As Techcrunch notes, there's already a precedent for a Google and Twitter tie-up: the two founders Evan Williams and Biz Stone have already sold one successful net startup to Google before--Blogger, about five years ago. It's completely believable that Williams and Stone would be open to doing the same thing again.
Remember the rumor status of this news, though--the talks may be very new, or the Google interaction may be just to integrate Google's powerful search expertise into Twitter. We're inclined to believe its not the latter, however. It would appear to be excellent timing for Google to try this: if Twitter successfully earns revenue it'll be more expensive, and there'll be much more attention in a buy-out from Google's search-engine competitors.
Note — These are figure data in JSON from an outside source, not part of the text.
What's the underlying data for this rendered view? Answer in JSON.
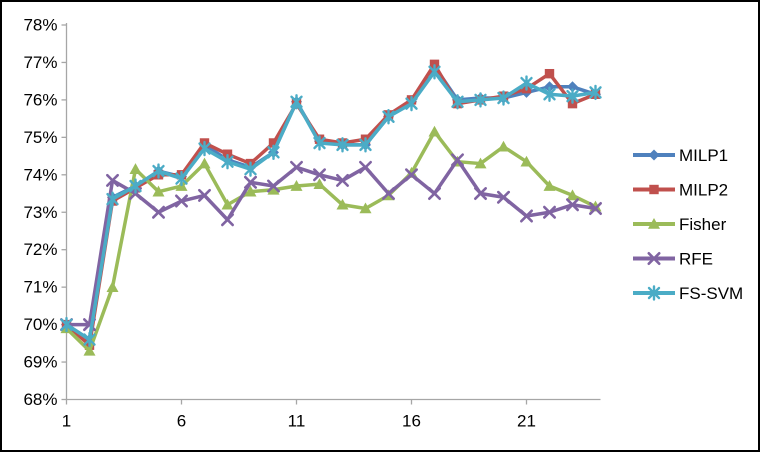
{
  "figure": {
    "background_color": "#FFFFFF",
    "border_color": "#000000",
    "axis_color": "#A6A6A6",
    "text_color": "#000000"
  },
  "chart_data": {
    "type": "line",
    "title": "",
    "xlabel": "",
    "ylabel": "",
    "grid": false,
    "legend_position": "right",
    "ylim": [
      68,
      78
    ],
    "y_tick_step": 1,
    "y_tick_labels": [
      "78%",
      "77%",
      "76%",
      "75%",
      "74%",
      "73%",
      "72%",
      "71%",
      "70%",
      "69%",
      "68%"
    ],
    "y_tick_values": [
      78,
      77,
      76,
      75,
      74,
      73,
      72,
      71,
      70,
      69,
      68
    ],
    "x": [
      1,
      2,
      3,
      4,
      5,
      6,
      7,
      8,
      9,
      10,
      11,
      12,
      13,
      14,
      15,
      16,
      17,
      18,
      19,
      20,
      21,
      22,
      23,
      24
    ],
    "x_tick_values": [
      1,
      6,
      11,
      16,
      21
    ],
    "x_tick_labels": [
      "1",
      "6",
      "11",
      "16",
      "21"
    ],
    "series": [
      {
        "name": "MILP1",
        "color": "#4F81BD",
        "marker": "diamond",
        "values": [
          70.0,
          69.6,
          73.4,
          73.7,
          74.1,
          73.95,
          74.8,
          74.4,
          74.2,
          74.6,
          75.95,
          74.9,
          74.8,
          74.8,
          75.55,
          75.95,
          76.9,
          76.0,
          76.05,
          76.05,
          76.2,
          76.35,
          76.35,
          76.15
        ]
      },
      {
        "name": "MILP2",
        "color": "#C0504D",
        "marker": "square",
        "values": [
          70.0,
          69.45,
          73.3,
          73.65,
          74.0,
          74.0,
          74.85,
          74.55,
          74.3,
          74.85,
          75.9,
          74.95,
          74.85,
          74.95,
          75.6,
          76.0,
          76.95,
          75.9,
          76.0,
          76.1,
          76.3,
          76.7,
          75.9,
          76.15
        ]
      },
      {
        "name": "Fisher",
        "color": "#9BBB59",
        "marker": "triangle",
        "values": [
          69.9,
          69.3,
          71.0,
          74.15,
          73.55,
          73.7,
          74.3,
          73.2,
          73.55,
          73.6,
          73.7,
          73.75,
          73.2,
          73.1,
          73.45,
          74.05,
          75.15,
          74.35,
          74.3,
          74.75,
          74.35,
          73.7,
          73.45,
          73.15
        ]
      },
      {
        "name": "RFE",
        "color": "#8064A2",
        "marker": "x",
        "values": [
          70.0,
          70.0,
          73.85,
          73.5,
          73.0,
          73.3,
          73.45,
          72.8,
          73.8,
          73.7,
          74.2,
          74.0,
          73.85,
          74.2,
          73.5,
          74.0,
          73.5,
          74.4,
          73.5,
          73.4,
          72.9,
          73.0,
          73.2,
          73.1
        ]
      },
      {
        "name": "FS-SVM",
        "color": "#4BACC6",
        "marker": "star",
        "values": [
          70.0,
          69.6,
          73.35,
          73.7,
          74.1,
          73.9,
          74.7,
          74.35,
          74.15,
          74.6,
          75.95,
          74.85,
          74.8,
          74.8,
          75.55,
          75.9,
          76.75,
          75.95,
          76.0,
          76.05,
          76.45,
          76.15,
          76.1,
          76.2
        ]
      }
    ]
  }
}
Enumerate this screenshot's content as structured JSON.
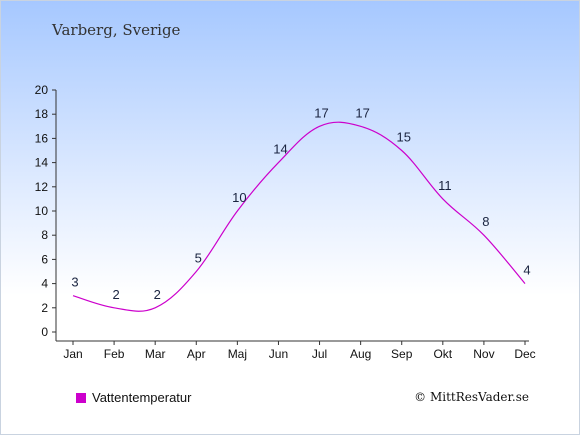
{
  "header": {
    "location": "Varberg, Sverige"
  },
  "legend": {
    "label": "Vattentemperatur",
    "color": "#cc00cc"
  },
  "credit": {
    "text": "© MittResVader.se"
  },
  "chart_data": {
    "type": "line",
    "title": "",
    "xlabel": "",
    "ylabel": "",
    "categories": [
      "Jan",
      "Feb",
      "Mar",
      "Apr",
      "Maj",
      "Jun",
      "Jul",
      "Aug",
      "Sep",
      "Okt",
      "Nov",
      "Dec"
    ],
    "series": [
      {
        "name": "Vattentemperatur",
        "values": [
          3,
          2,
          2,
          5,
          10,
          14,
          17,
          17,
          15,
          11,
          8,
          4
        ],
        "color": "#cc00cc"
      }
    ],
    "data_labels": [
      "3",
      "2",
      "2",
      "5",
      "10",
      "14",
      "17",
      "17",
      "15",
      "11",
      "8",
      "4"
    ],
    "ylim": [
      0,
      20
    ],
    "yticks": [
      0,
      2,
      4,
      6,
      8,
      10,
      12,
      14,
      16,
      18,
      20
    ],
    "grid": false,
    "legend_position": "bottom-left"
  }
}
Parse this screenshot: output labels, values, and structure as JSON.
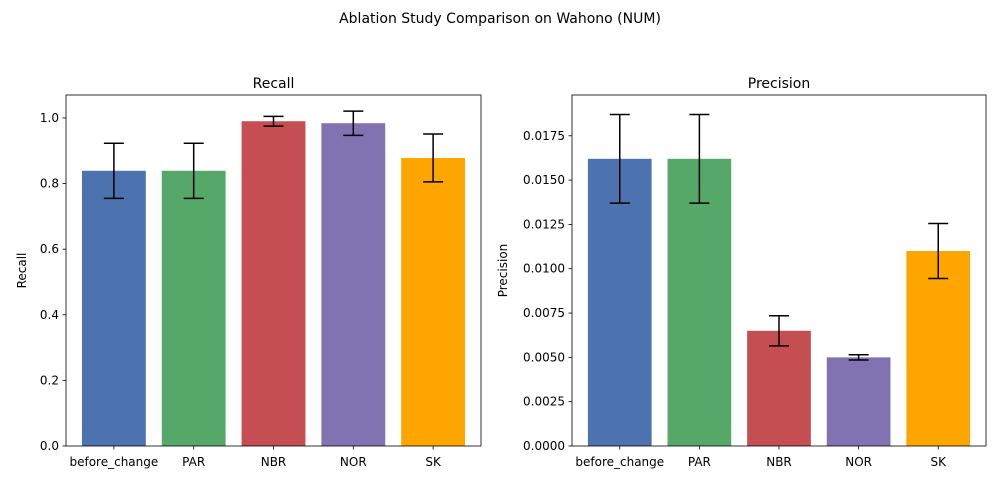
{
  "figure": {
    "suptitle": "Ablation Study Comparison on Wahono (NUM)"
  },
  "chart_data": [
    {
      "type": "bar",
      "title": "Recall",
      "xlabel": "",
      "ylabel": "Recall",
      "categories": [
        "before_change",
        "PAR",
        "NBR",
        "NOR",
        "SK"
      ],
      "values": [
        0.839,
        0.839,
        0.99,
        0.984,
        0.878
      ],
      "errors": [
        0.084,
        0.084,
        0.015,
        0.037,
        0.073
      ],
      "colors": [
        "#4c72b0",
        "#55a868",
        "#c44e52",
        "#8172b2",
        "#ffa500"
      ],
      "ylim": [
        0,
        1.07
      ],
      "yticks": [
        0.0,
        0.2,
        0.4,
        0.6,
        0.8,
        1.0
      ],
      "ytick_labels": [
        "0.0",
        "0.2",
        "0.4",
        "0.6",
        "0.8",
        "1.0"
      ],
      "grid": false
    },
    {
      "type": "bar",
      "title": "Precision",
      "xlabel": "",
      "ylabel": "Precision",
      "categories": [
        "before_change",
        "PAR",
        "NBR",
        "NOR",
        "SK"
      ],
      "values": [
        0.0162,
        0.0162,
        0.0065,
        0.005,
        0.011
      ],
      "errors": [
        0.0025,
        0.0025,
        0.00085,
        0.00015,
        0.00155
      ],
      "colors": [
        "#4c72b0",
        "#55a868",
        "#c44e52",
        "#8172b2",
        "#ffa500"
      ],
      "ylim": [
        0,
        0.0198
      ],
      "yticks": [
        0.0,
        0.0025,
        0.005,
        0.0075,
        0.01,
        0.0125,
        0.015,
        0.0175
      ],
      "ytick_labels": [
        "0.0000",
        "0.0025",
        "0.0050",
        "0.0075",
        "0.0100",
        "0.0125",
        "0.0150",
        "0.0175"
      ],
      "grid": false
    }
  ]
}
Update: Kara from AllThingsD has written a piece to firmly squash this rumor. She points to information from an insider "close to" Twitter who mentions it's merely concerning"real-time search and product stuff"-related talks with Google a few weeks ago. And she highlights that during an appearance this week on The Colbert Report, Biz Stone was explicit in stating his company would be "strong, profitable, independent," with the emphasis on the independence part.
This new information may, or may not, bear some relation to further news concerning a collaboration between Google and Twitter for advertising purposes. It's been confirmed that Google will "package" Tweets into an AdSense campaign--sounds like a potentially neat income earner for Google, though there's no information on direct involvement from Twitter.
In an attempt to clear all this up, we tried to get some facts about the matter from Google directly. All the company would say is the classic "We don't comment on rumor or speculation," which neither confirms or denies anything.
One thing, however, is clear from all this to-ing and fro-ing: Twitter is an extremely intriguing entity that's sparking off all sorts of speculation. It seems its rather unusual approach to running itself as a "conventional" business hasn't hurt its potential for success at all. Instead it's actually brought the company directly into public focus.